Evaluations
Evaluations are a specialized form of Action Output, a Scorecard, in Triform designed to assess the outcome of an execution.
Evaluations can be embedded or run independently. Their purpose is to provide insight—pass/fail signals, quantitative scores, or semantic reasoning.
Concept
An stand alone Evaluation takes in the input and/or output of another Node and applies logic to measure how well it performed against expectations. This is done like any Action, but with a focus on measurement rather than processing.
@triform.entrypoint
def evaluate(input):
# Perform evaluation here...
card = Scorecard("Response Quality Evaluation")
card.add_criterion("kindness", 65, 0.3, "Response was generally polite but could be more empathetic.")
card.add_criterion("correctness", 88, 0.5, "Information provided was accurate and well-supported.")
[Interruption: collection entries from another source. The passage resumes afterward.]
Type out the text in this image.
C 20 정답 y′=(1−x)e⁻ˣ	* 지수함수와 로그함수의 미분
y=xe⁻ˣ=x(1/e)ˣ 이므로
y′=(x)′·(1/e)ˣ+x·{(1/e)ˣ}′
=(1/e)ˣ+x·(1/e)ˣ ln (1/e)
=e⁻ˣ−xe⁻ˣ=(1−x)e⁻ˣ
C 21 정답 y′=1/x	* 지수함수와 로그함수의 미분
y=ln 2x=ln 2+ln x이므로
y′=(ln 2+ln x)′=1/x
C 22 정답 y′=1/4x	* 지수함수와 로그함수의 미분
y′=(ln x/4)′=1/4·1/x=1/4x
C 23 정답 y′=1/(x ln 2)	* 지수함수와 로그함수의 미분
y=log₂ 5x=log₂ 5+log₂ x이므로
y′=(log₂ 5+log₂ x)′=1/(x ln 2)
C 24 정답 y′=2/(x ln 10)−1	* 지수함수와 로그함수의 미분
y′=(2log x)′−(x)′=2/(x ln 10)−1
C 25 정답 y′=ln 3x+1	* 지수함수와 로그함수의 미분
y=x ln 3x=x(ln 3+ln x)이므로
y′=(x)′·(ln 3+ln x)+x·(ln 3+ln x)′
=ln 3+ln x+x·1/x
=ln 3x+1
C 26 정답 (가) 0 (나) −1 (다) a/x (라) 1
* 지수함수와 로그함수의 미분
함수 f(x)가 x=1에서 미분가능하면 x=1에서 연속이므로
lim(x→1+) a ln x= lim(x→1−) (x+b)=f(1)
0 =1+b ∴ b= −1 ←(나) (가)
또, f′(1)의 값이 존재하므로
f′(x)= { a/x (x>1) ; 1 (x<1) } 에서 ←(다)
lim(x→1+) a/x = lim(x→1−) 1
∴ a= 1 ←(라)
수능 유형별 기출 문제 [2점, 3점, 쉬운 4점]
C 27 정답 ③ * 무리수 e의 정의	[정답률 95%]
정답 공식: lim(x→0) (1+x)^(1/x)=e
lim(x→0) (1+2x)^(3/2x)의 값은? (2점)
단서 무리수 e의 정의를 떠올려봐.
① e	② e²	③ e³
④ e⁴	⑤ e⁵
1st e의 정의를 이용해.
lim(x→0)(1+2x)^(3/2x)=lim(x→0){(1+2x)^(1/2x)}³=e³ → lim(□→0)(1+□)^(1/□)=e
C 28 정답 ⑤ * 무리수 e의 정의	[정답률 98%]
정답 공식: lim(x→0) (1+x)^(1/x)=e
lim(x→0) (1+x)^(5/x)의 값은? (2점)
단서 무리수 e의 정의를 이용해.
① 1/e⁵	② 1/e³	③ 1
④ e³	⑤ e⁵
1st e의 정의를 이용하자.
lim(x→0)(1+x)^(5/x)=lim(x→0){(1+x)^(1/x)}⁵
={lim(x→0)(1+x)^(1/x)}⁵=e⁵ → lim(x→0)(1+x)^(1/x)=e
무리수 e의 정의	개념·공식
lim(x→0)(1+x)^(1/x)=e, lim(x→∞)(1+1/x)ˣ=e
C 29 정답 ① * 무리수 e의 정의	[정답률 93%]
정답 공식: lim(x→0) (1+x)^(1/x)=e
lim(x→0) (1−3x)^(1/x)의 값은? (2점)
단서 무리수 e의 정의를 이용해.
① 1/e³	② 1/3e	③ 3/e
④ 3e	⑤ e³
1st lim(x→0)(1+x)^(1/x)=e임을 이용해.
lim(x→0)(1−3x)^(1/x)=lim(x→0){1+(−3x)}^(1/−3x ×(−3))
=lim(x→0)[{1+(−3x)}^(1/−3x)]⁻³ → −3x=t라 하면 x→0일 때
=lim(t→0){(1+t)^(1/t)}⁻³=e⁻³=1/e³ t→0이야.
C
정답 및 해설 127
card.add_criterion("helpfulness", 56, 0.2, "Response addressed the question but lacked specific examples.")
card.set_summary("Overall meets basic quality standards but needs improvement in helpfulness.")
card.set_pass(True)
return card
The Evaluation returns a Scorecard as its output, which captures one or more dimensions of analysis, computes a weighted average, and records underlying details.
An embedded Evaluation is when you write the evaluation as part of an existing action and output the Scorecard as part of the Action Output. Allowing the next Action in line to use the Evaluation Scorecard during execution.
Scorecard
The Scorecard is a structured output schema returned by an Evaluation. It reflects multiple scoring dimensions, each defined by the user.
{
"resource": "scorecard/v1",
"meta": {
"name": "Name of evaluation...",
"run_id": "The id of the execution evaluated",
"node_id": "The id of the node in the flow evaluated"
},
"spec": {
"criteria": {
"kindness": {
"score": 65,
"weight": 0.3,
"motivation": "Bla bla..."
},
"correctness": {
"score": 88,
"weight": 0.5,
"motivation": "Bla bla..."
},
"helpfulness": {
"score": 56,
"weight": 0.2,
"motivation": "Bla bla..."
}
},
"summary": "Bla bla...",
"score": 75,
"pass": true
}
}
Each dimension includes:
- A label (e.g. "factuality", "relevance", "readability")
- A score (typically numeric, e.g. 0–100)
- A weight (value from 0.0 to 1.0) indicating its importance in the overall score
Triform uses these to compute a weighted average as the headline score, while preserving the raw breakdown for full transparency.
Features
- Users define the dimensions and their respective weights
- Triform automatically computes the weighted average
- All evaluations store the full breakdown—not just the average
- Scorecards can be displayed in detail during and after execution
Use Cases
- Model performance grading based on multiple quality metrics
- Automated quality gates for deployment pipelines
- Trend monitoring across executions, flows, or time windows
- Multi-dimensional feedback in human-in-the-loop systems